R v McDonald (1980) 70 Cr App R 288, CA
D was charged with handling a
stolen television; he had bought it from a man in a betting shop for about a
third of its value, and he admitted he thought it was probably stolen, though
in fact there was no other evidence of that. Affirming his conviction, Lawton
LJ said the jury were entitled to infer both the fact of its being stolen and
D's awareness of that from the circumstances in which it was obtained, just as
in the hypothetical case of a publican who buys a case of whisky from a lorry
driver.
GOING EQUIPPED
Section 25 of the 1968 Act makes it an offence for any person not at his place of abode to have with him any article for use in the course of or in connection with any burglary, theft, taking of a conveyance, or cheat. The intention that the article should be used for a criminal purpose is essential, as is illustrated by the otherwise innocent objects that feature in the cases below.

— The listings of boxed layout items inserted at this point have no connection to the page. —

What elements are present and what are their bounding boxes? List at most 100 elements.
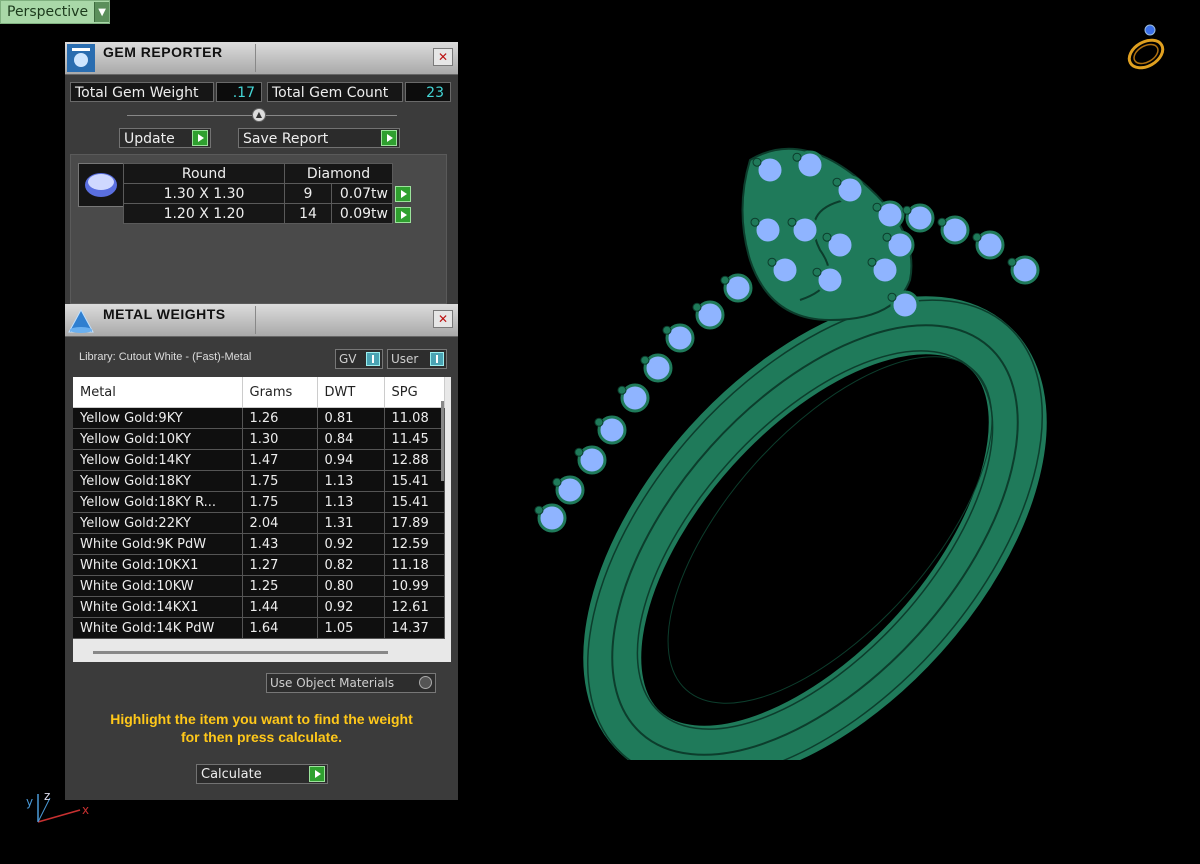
prong [882, 232, 892, 242]
calculate-button[interactable]: Calculate [196, 764, 328, 784]
play-icon [381, 130, 397, 146]
table-cell: Yellow Gold:22KY [73, 512, 243, 534]
gem-row[interactable]: 1.30 X 1.30 9 0.07tw [123, 183, 393, 204]
table-cell: 1.05 [317, 617, 385, 639]
table-row[interactable]: White Gold:10KX1 1.27 0.82 11.18 [73, 554, 445, 576]
metal-weights-titlebar[interactable]: METAL WEIGHTS ✕ [65, 304, 458, 337]
table-row[interactable]: Yellow Gold:9KY 1.26 0.81 11.08 [73, 407, 445, 429]
prong [594, 417, 604, 427]
prong [750, 217, 760, 227]
column-header[interactable]: Metal [73, 377, 243, 408]
table-row[interactable]: White Gold:9K PdW 1.43 0.92 12.59 [73, 533, 445, 555]
table-cell: 0.82 [317, 554, 385, 576]
prong [872, 202, 882, 212]
table-cell: 1.47 [242, 449, 318, 471]
total-gem-count-value: 23 [405, 82, 451, 102]
radio-icon [419, 676, 432, 689]
table-row[interactable]: Yellow Gold:22KY 2.04 1.31 17.89 [73, 512, 445, 534]
metal-table: Metal Grams DWT SPG Yellow Gold:9KY 1.26 0.81… [73, 377, 445, 639]
prong [662, 325, 672, 335]
table-row[interactable]: Yellow Gold:18KY 1.75 1.13 15.41 [73, 470, 445, 492]
column-header[interactable]: SPG [384, 377, 445, 408]
total-gem-count-label: Total Gem Count [267, 82, 403, 102]
table-row[interactable]: Yellow Gold:18KY R... 1.75 1.13 15.41 [73, 491, 445, 513]
table-row[interactable]: Yellow Gold:14KY 1.47 0.94 12.88 [73, 449, 445, 471]
prong [787, 217, 797, 227]
metal-scale-icon [68, 308, 94, 333]
table-row[interactable]: White Gold:10KW 1.25 0.80 10.99 [73, 575, 445, 597]
table-cell: 1.27 [242, 554, 318, 576]
prong [792, 152, 802, 162]
close-icon[interactable]: ✕ [433, 48, 453, 66]
collapse-handle-icon[interactable]: ▲ [252, 108, 266, 122]
table-cell: 12.59 [384, 533, 445, 555]
gem-row-select-button[interactable] [393, 206, 413, 225]
gem-shape-header: Round [123, 163, 285, 184]
horizontal-scrollbar[interactable] [93, 651, 388, 654]
prong [752, 157, 762, 167]
table-cell: Yellow Gold:14KY [73, 449, 243, 471]
gem-table: Round Diamond 1.30 X 1.30 9 0.07tw 1.20 … [123, 163, 393, 224]
table-cell: 1.75 [242, 491, 318, 513]
gem-thumbnail[interactable] [78, 163, 124, 207]
prong [822, 232, 832, 242]
update-button[interactable]: Update [119, 128, 211, 148]
table-cell: 15.41 [384, 470, 445, 492]
table-cell: 1.13 [317, 470, 385, 492]
table-cell: 10.99 [384, 575, 445, 597]
toggle-icon [366, 352, 380, 366]
gem-row[interactable]: 1.20 X 1.20 14 0.09tw [123, 203, 393, 224]
table-cell: Yellow Gold:18KY R... [73, 491, 243, 513]
prong [574, 447, 584, 457]
gem-reporter-titlebar[interactable]: GEM REPORTER ✕ [65, 42, 458, 75]
table-row[interactable]: White Gold:14KX1 1.44 0.92 12.61 [73, 596, 445, 618]
column-header[interactable]: DWT [317, 377, 385, 408]
viewport-name: Perspective [7, 4, 89, 20]
table-cell: Yellow Gold:18KY [73, 470, 243, 492]
table-row[interactable]: Yellow Gold:10KY 1.30 0.84 11.45 [73, 428, 445, 450]
gem-row-select-button[interactable] [393, 185, 413, 204]
table-cell: 1.25 [242, 575, 318, 597]
ring-icon[interactable] [1120, 18, 1176, 74]
prong [552, 477, 562, 487]
table-cell: 0.92 [317, 596, 385, 618]
table-cell: 2.04 [242, 512, 318, 534]
play-icon [192, 130, 208, 146]
table-cell: 11.18 [384, 554, 445, 576]
prong [692, 302, 702, 312]
table-cell: 0.80 [317, 575, 385, 597]
table-cell: Yellow Gold:10KY [73, 428, 243, 450]
axis-z-label: z [44, 789, 50, 803]
table-cell: Yellow Gold:9KY [73, 407, 243, 429]
use-object-materials-toggle[interactable]: Use Object Materials [266, 673, 436, 693]
play-icon [309, 766, 325, 782]
library-label: Library: Cutout White - (Fast)-Metal [79, 351, 252, 363]
total-gem-weight-value: .17 [216, 82, 262, 102]
gem-report-icon [67, 44, 95, 72]
table-cell: 1.30 [242, 428, 318, 450]
column-header[interactable]: Grams [242, 377, 318, 408]
prong [720, 275, 730, 285]
total-gem-weight-label: Total Gem Weight [70, 82, 214, 102]
table-cell: 1.43 [242, 533, 318, 555]
save-report-button[interactable]: Save Report [238, 128, 400, 148]
chevron-down-icon[interactable]: ▼ [94, 2, 110, 22]
table-cell: White Gold:10KX1 [73, 554, 243, 576]
table-cell: 1.44 [242, 596, 318, 618]
vertical-scrollbar[interactable] [437, 381, 449, 661]
table-cell: 1.75 [242, 470, 318, 492]
gv-toggle[interactable]: GV [335, 349, 383, 369]
table-row[interactable]: White Gold:14K PdW 1.64 1.05 14.37 [73, 617, 445, 639]
prong [887, 292, 897, 302]
ring-model[interactable] [500, 120, 1140, 760]
axis-x-label: x [82, 803, 89, 817]
viewport-label[interactable]: Perspective ▼ [0, 0, 111, 24]
instruction-line-1: Highlight the item you want to find the … [110, 711, 413, 727]
metal-table-container[interactable]: Metal Grams DWT SPG Yellow Gold:9KY 1.26 0.81… [73, 377, 451, 662]
table-cell: 11.08 [384, 407, 445, 429]
table-cell: 14.37 [384, 617, 445, 639]
gem-material-header: Diamond [284, 163, 393, 184]
close-icon[interactable]: ✕ [433, 310, 453, 328]
prong [1007, 257, 1017, 267]
user-toggle[interactable]: User [387, 349, 447, 369]
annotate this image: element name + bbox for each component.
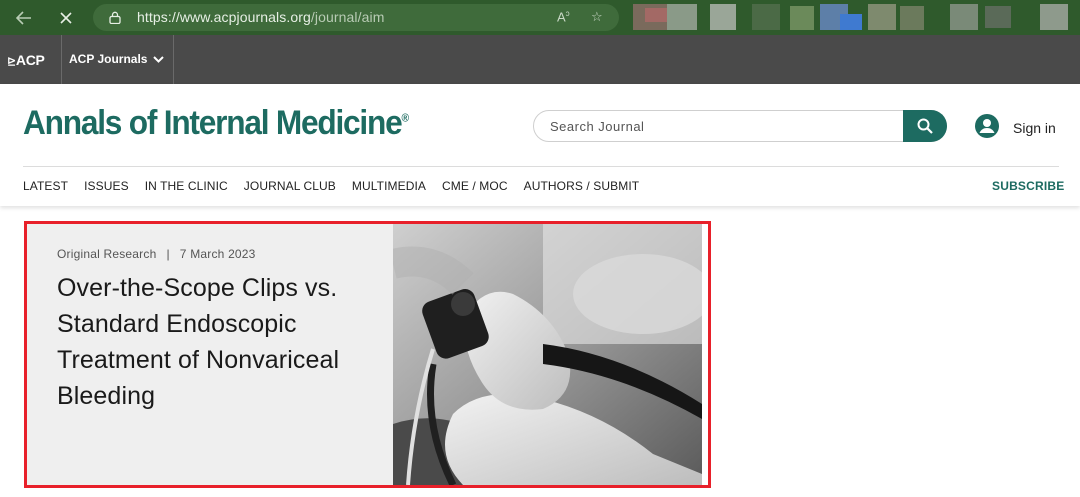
subscribe-link[interactable]: SUBSCRIBE (992, 179, 1064, 193)
nav-authors-submit[interactable]: AUTHORS / SUBMIT (524, 179, 640, 193)
nav-cme-moc[interactable]: CME / MOC (442, 179, 508, 193)
add-favorite-icon[interactable]: ☆ (591, 9, 603, 25)
acp-logo-text: ACP (15, 52, 45, 68)
user-icon[interactable] (975, 114, 999, 138)
divider (173, 35, 174, 84)
address-bar[interactable]: https://www.acpjournals.org/journal/aim … (93, 4, 619, 31)
journal-logo[interactable]: Annals of Internal Medicine® (23, 104, 409, 143)
journal-title: Annals of Internal Medicine (23, 104, 403, 142)
main-nav: LATEST ISSUES IN THE CLINIC JOURNAL CLUB… (23, 179, 655, 193)
browser-toolbar: https://www.acpjournals.org/journal/aim … (0, 0, 1080, 35)
acp-logo[interactable]: ⊵ACP (7, 52, 45, 68)
url-text[interactable]: https://www.acpjournals.org/journal/aim (137, 9, 384, 25)
acp-journals-label: ACP Journals (69, 52, 148, 66)
site-header: Annals of Internal Medicine® Sign in LAT… (0, 84, 1080, 206)
lock-icon[interactable] (109, 11, 121, 24)
close-icon[interactable] (54, 6, 78, 30)
nav-latest[interactable]: LATEST (23, 179, 68, 193)
back-arrow-icon[interactable] (12, 6, 36, 30)
highlight-outline (24, 221, 711, 488)
chevron-down-icon (153, 55, 165, 63)
nav-issues[interactable]: ISSUES (84, 179, 129, 193)
nav-in-the-clinic[interactable]: IN THE CLINIC (145, 179, 228, 193)
acp-network-bar: ⊵ACP ACP Journals (0, 35, 1080, 84)
sign-in-link[interactable]: Sign in (1013, 120, 1056, 136)
search-box (533, 110, 947, 142)
read-aloud-icon[interactable]: Aↄ (557, 9, 570, 24)
search-input[interactable] (548, 118, 898, 135)
nav-journal-club[interactable]: JOURNAL CLUB (244, 179, 336, 193)
url-host: https://www.acpjournals.org (137, 9, 311, 25)
acp-journals-dropdown[interactable]: ACP Journals (69, 52, 165, 66)
nav-multimedia[interactable]: MULTIMEDIA (352, 179, 426, 193)
header-divider (23, 166, 1059, 167)
search-button[interactable] (903, 110, 947, 142)
search-icon (917, 118, 933, 134)
divider (61, 35, 62, 84)
registered-mark: ® (401, 112, 410, 125)
url-path: /journal/aim (310, 9, 385, 25)
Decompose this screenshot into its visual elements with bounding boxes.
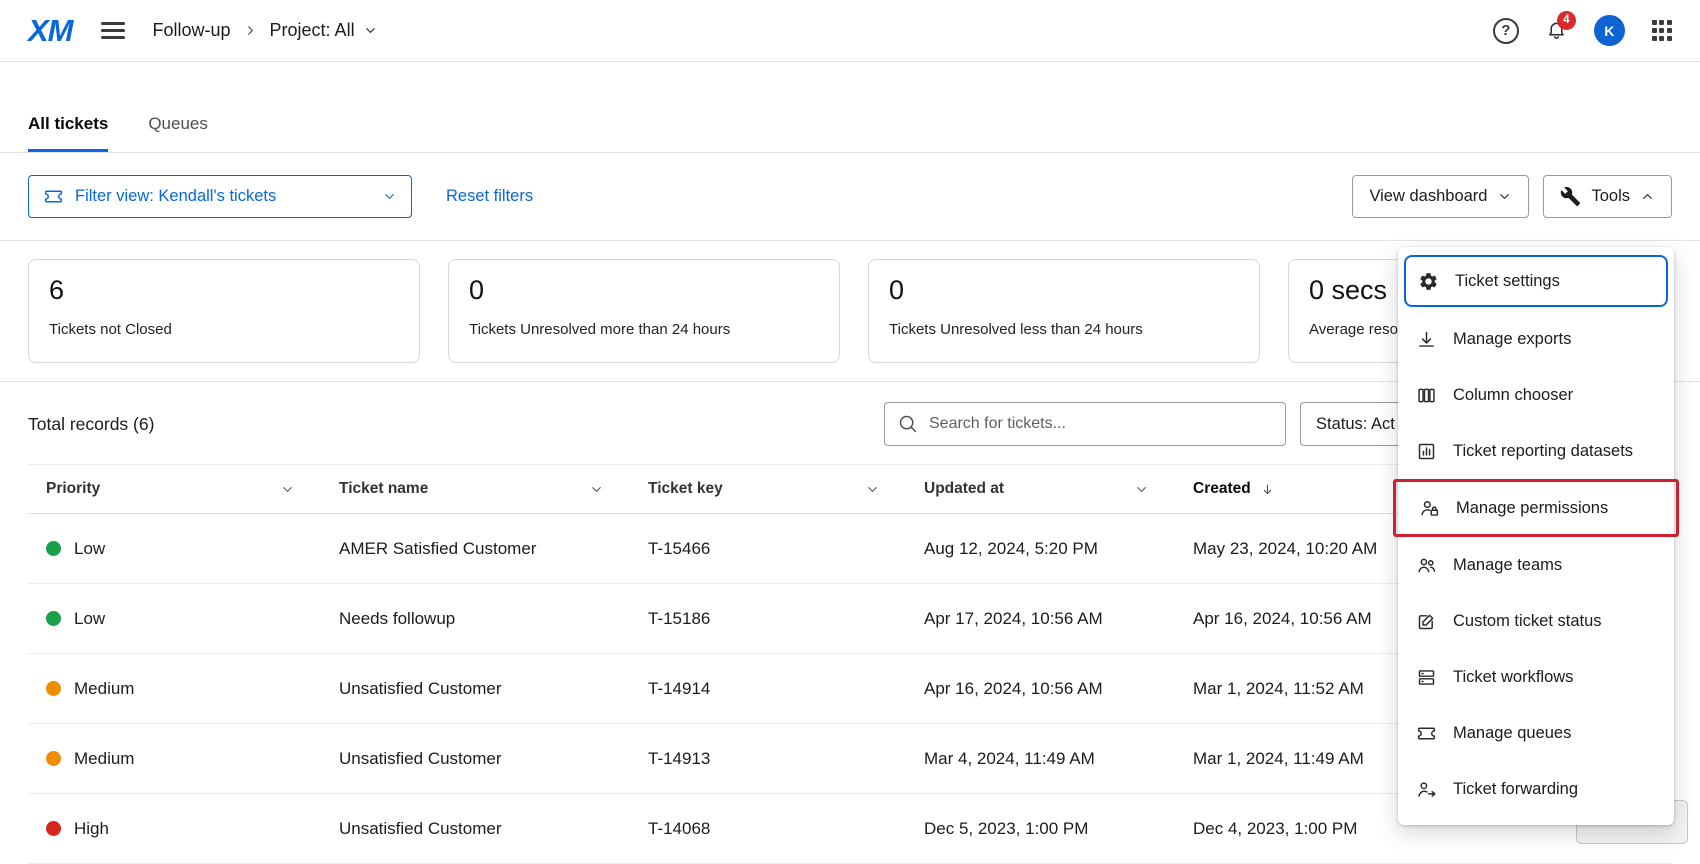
chevron-down-icon: [363, 23, 378, 38]
sort-descending-icon: [1260, 482, 1275, 497]
chevron-down-icon: [589, 482, 604, 497]
chevron-up-icon: [1640, 189, 1655, 204]
columns-icon: [1416, 385, 1439, 406]
ticket-key-cell: T-15186: [630, 609, 906, 629]
priority-dot: [46, 541, 61, 556]
ticket-name-cell: Needs followup: [321, 609, 630, 629]
stat-card-unresolved-under-24h: 0 Tickets Unresolved less than 24 hours: [868, 259, 1260, 363]
updated-at-cell: Apr 16, 2024, 10:56 AM: [906, 679, 1175, 699]
chart-icon: [1416, 441, 1439, 462]
chevron-down-icon: [1134, 482, 1149, 497]
updated-at-cell: Dec 5, 2023, 1:00 PM: [906, 819, 1175, 839]
ticket-key-cell: T-14068: [630, 819, 906, 839]
menu-item-manage-exports[interactable]: Manage exports: [1398, 311, 1674, 367]
help-icon[interactable]: ?: [1493, 18, 1519, 44]
topbar: XM Follow-up Project: All ? 4 K: [0, 0, 1700, 62]
notifications-button[interactable]: 4: [1546, 19, 1567, 43]
breadcrumb-section[interactable]: Follow-up: [153, 20, 231, 41]
column-header-ticket-key[interactable]: Ticket key: [630, 480, 906, 498]
tab-all-tickets[interactable]: All tickets: [28, 114, 108, 152]
total-records-label: Total records (6): [28, 414, 154, 435]
ticket-name-cell: Unsatisfied Customer: [321, 679, 630, 699]
priority-dot: [46, 611, 61, 626]
chevron-down-icon: [865, 482, 880, 497]
hamburger-menu-icon[interactable]: [101, 18, 125, 44]
people-icon: [1416, 555, 1439, 576]
ticket-key-cell: T-14913: [630, 749, 906, 769]
search-input[interactable]: [884, 402, 1286, 446]
xm-logo[interactable]: XM: [28, 13, 73, 49]
priority-dot: [46, 821, 61, 836]
gear-icon: [1418, 271, 1441, 292]
priority-label: Low: [74, 539, 105, 559]
tab-queues[interactable]: Queues: [148, 114, 208, 152]
stat-card-not-closed: 6 Tickets not Closed: [28, 259, 420, 363]
download-icon: [1416, 329, 1439, 350]
reset-filters-link[interactable]: Reset filters: [446, 187, 533, 206]
stat-card-unresolved-over-24h: 0 Tickets Unresolved more than 24 hours: [448, 259, 840, 363]
view-dashboard-button[interactable]: View dashboard: [1352, 175, 1529, 218]
breadcrumb: Follow-up Project: All: [153, 20, 378, 41]
ticket-name-cell: AMER Satisfied Customer: [321, 539, 630, 559]
updated-at-cell: Mar 4, 2024, 11:49 AM: [906, 749, 1175, 769]
ticket-name-cell: Unsatisfied Customer: [321, 819, 630, 839]
ticket-search: [884, 402, 1286, 446]
column-header-updated-at[interactable]: Updated at: [906, 480, 1175, 498]
priority-label: Low: [74, 609, 105, 629]
priority-label: Medium: [74, 679, 134, 699]
priority-label: High: [74, 819, 109, 839]
filter-view-dropdown[interactable]: Filter view: Kendall's tickets: [28, 175, 412, 218]
tools-menu: Ticket settings Manage exports Column ch…: [1398, 247, 1674, 825]
notification-badge: 4: [1557, 11, 1576, 30]
edit-icon: [1416, 611, 1439, 632]
tabs: All tickets Queues: [0, 62, 1700, 153]
priority-label: Medium: [74, 749, 134, 769]
column-header-ticket-name[interactable]: Ticket name: [321, 480, 630, 498]
menu-item-ticket-forwarding[interactable]: Ticket forwarding: [1398, 761, 1674, 817]
person-forward-icon: [1416, 779, 1439, 800]
tools-button[interactable]: Tools: [1543, 175, 1672, 218]
priority-dot: [46, 681, 61, 696]
workflow-icon: [1416, 667, 1439, 688]
chevron-down-icon: [1497, 189, 1512, 204]
search-icon: [897, 413, 918, 434]
person-lock-icon: [1419, 498, 1442, 519]
priority-dot: [46, 751, 61, 766]
menu-item-manage-permissions[interactable]: Manage permissions: [1393, 479, 1679, 537]
chevron-right-icon: [243, 23, 258, 38]
updated-at-cell: Aug 12, 2024, 5:20 PM: [906, 539, 1175, 559]
ticket-key-cell: T-14914: [630, 679, 906, 699]
menu-item-custom-ticket-status[interactable]: Custom ticket status: [1398, 593, 1674, 649]
menu-item-manage-queues[interactable]: Manage queues: [1398, 705, 1674, 761]
menu-item-column-chooser[interactable]: Column chooser: [1398, 367, 1674, 423]
filter-bar: Filter view: Kendall's tickets Reset fil…: [0, 153, 1700, 240]
breadcrumb-project[interactable]: Project: All: [270, 20, 378, 41]
menu-item-ticket-workflows[interactable]: Ticket workflows: [1398, 649, 1674, 705]
updated-at-cell: Apr 17, 2024, 10:56 AM: [906, 609, 1175, 629]
ticket-key-cell: T-15466: [630, 539, 906, 559]
menu-item-ticket-settings[interactable]: Ticket settings: [1404, 255, 1668, 307]
chevron-down-icon: [280, 482, 295, 497]
chevron-down-icon: [382, 189, 397, 204]
ticket-icon: [43, 186, 64, 207]
menu-item-manage-teams[interactable]: Manage teams: [1398, 537, 1674, 593]
ticket-icon: [1416, 723, 1439, 744]
avatar[interactable]: K: [1594, 15, 1625, 46]
wrench-icon: [1560, 186, 1581, 207]
column-header-priority[interactable]: Priority: [28, 480, 321, 498]
menu-item-ticket-reporting-datasets[interactable]: Ticket reporting datasets: [1398, 423, 1674, 479]
apps-grid-icon[interactable]: [1652, 20, 1672, 40]
ticket-name-cell: Unsatisfied Customer: [321, 749, 630, 769]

Minor v DPP (1987) 86 Cr App R 378, DC
D and others were found in
possession of a rubber tube and two empty petrol cans, having forced off the
petrol tank of a car apparently with the intention of stealing petrol. The High
Court upheld their conviction by the magistrates: although D1 had had these
items in his possession for only a short time, the performance of the crime had
commenced and that was enough.
R v Ellames [1974] 3 All ER 130, CA
D and others were charged under
s.28 with being in possession of a sawn off shotgun, a wig, three woollen hats,
two masks, a pair of goggles, a boiler suit, a motor vehicle, two Jif lemons
and a quantity of ammonia, gloves and shotgun cartridges. Allowing D's appeal
against conviction, Browne J said it was not enough that D had been in
possession of these articles after the robbery: the prosecution must show he
had them with the intention that they should be used for theft &c, and that
they had not done. Obiter, there was no need to prove that D intended to use
them himself, nor that he intended them to be used in any particular theft, as long
as there was a general intention that they should be used in some theft by
someone.
R v Rashid [1977] 2 All ER 237, CA
A railway steward D about to go on
duty was found in possession of bread and tomatoes, and was charged with going
equipped to cheat. It was alleged (probably rightly) that he had intended to
make his own sandwiches and pocket the proceeds, rather than sell the
"official" railway sandwiches, and he was convicted. His conviction
was quashed on appeal because it had not been shown that customers would have
been deceived (and bought D's sandwiches because of the deception), but there
was no doubt in anyone's mind that bread and tomatoes could be the subject of a
s.25 charge.
R v Goodwin [1996] Crim LR 262, CA
D was convicted of going equipped
to steal, on evidence that he had played slot machines using low-value foreign
coins of the same dimensions as 50p pieces. The Court of Appeal upheld his
conviction: had the machines paid out, he would presumably have appropriated
the prize money, and that would have been theft.